Here are five things that I think all law firm leaders can action now to start making positive steps towards a digital, divergent and differentiated future:

  • Always be Learning. Finding practical, easy to understand information on current technology has never been easier than it is today. From blogs and whitepapers to online tutorials or explainer videos such as Sentrian’s Introducing the Cloud, there is a wealth of practical and actionable information out there. Put aside some time each week to continue learning about current technology trends and opportunities you heard about at Summit to support planning in your firm.
  • Read the Signs. Where are you now and where do you want to be? What are the Partner’s priorities, and are they reflected in your current business plan? What feedback can you draw on from clients? Begin mapping out how your firm will look in the future and your strategy to get there. Start with bullet point and elaborate with time.

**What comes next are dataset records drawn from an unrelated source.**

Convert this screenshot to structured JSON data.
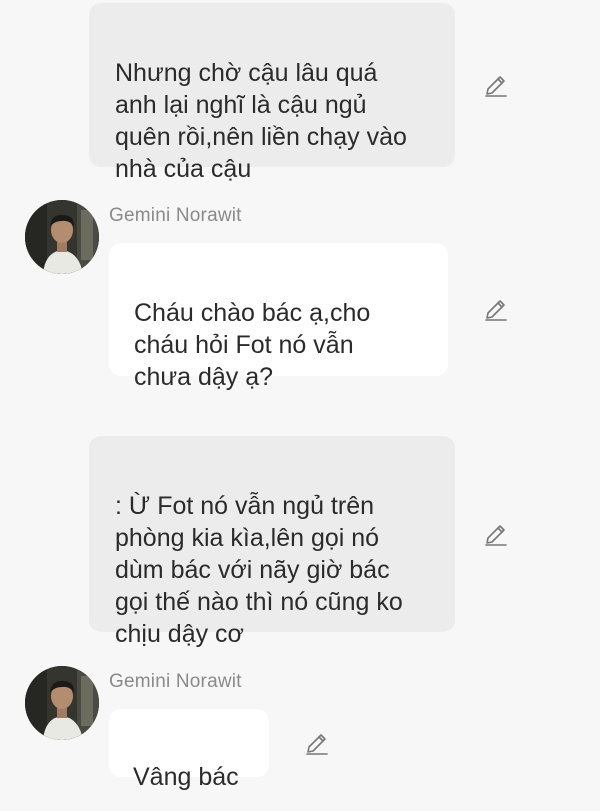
{
  "messages": [
    {
      "type": "narration",
      "text": "Nhưng chờ cậu lâu quá\nanh lại nghĩ là cậu ngủ\nquên rồi,nên liền chạy vào\nnhà của cậu",
      "action_icon": "pencil-edit-icon"
    },
    {
      "type": "character",
      "sender": "Gemini Norawit",
      "avatar": "character-avatar",
      "text": "Cháu chào bác ạ,cho\ncháu hỏi Fot nó vẫn\nchưa dậy ạ?",
      "action_icon": "pencil-edit-icon"
    },
    {
      "type": "narration",
      "text": ": Ừ Fot nó vẫn ngủ trên\nphòng kia kìa,lên gọi nó\ndùm bác với nãy giờ bác\ngọi thế nào thì nó cũng ko\nchịu dậy cơ",
      "action_icon": "pencil-edit-icon"
    },
    {
      "type": "character",
      "sender": "Gemini Norawit",
      "avatar": "character-avatar",
      "text": "Vâng bác",
      "action_icon": "pencil-edit-icon"
    }
  ],
  "colors": {
    "background": "#f7f7f7",
    "narration_bubble": "#ececec",
    "character_bubble": "#ffffff",
    "sender_name": "#8a8a8a",
    "text": "#2b2b2b",
    "icon": "#777777"
  }
}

  • Take Stock. Examine your current technology – is it ready for your future firm? Conduct a site audit of your technology infrastructure, applications and processes to ensure your platform is ready to progress, or to identify that gaps that need to remedied.
  • Make a plan. Identify and prioritise which new technology you want to implement – mobile workforce, paperless office, digital dictation, infrastructure in the cloud. You don’t need to adopt it all immediately, but plan to make the manageable, incremental changes that your firm is comfortable to make. For example, reviewing your firm’s internet connectivity to ensure a fast and reliable foundation for future digital initiatives would be an excellent starting point.
  • Get some help. Many service providers will be able to offer the benefit of their experience, knowledge and processes to help take the guesswork out of making effective technology decisions and save you from reinventing the wheel. Build your relationship with a trusted technology partner to help map out your journey, implement your strategy and build your future firm.
I think Wayne Stewart in his session on Thriving in a Disrupted Market summed up my philosophy best when he said “Don’t let perfect get in the way of good”. Using technology as the basis of differentiating your firm will always be a moving goal post, with continual opportunities for improvement, and law firm leaders shouldn’t let getting it exactly right stand in the way of making any change at all.

So, what are you doing this week to act on the lessons learnt at ALPMA Summit 2015?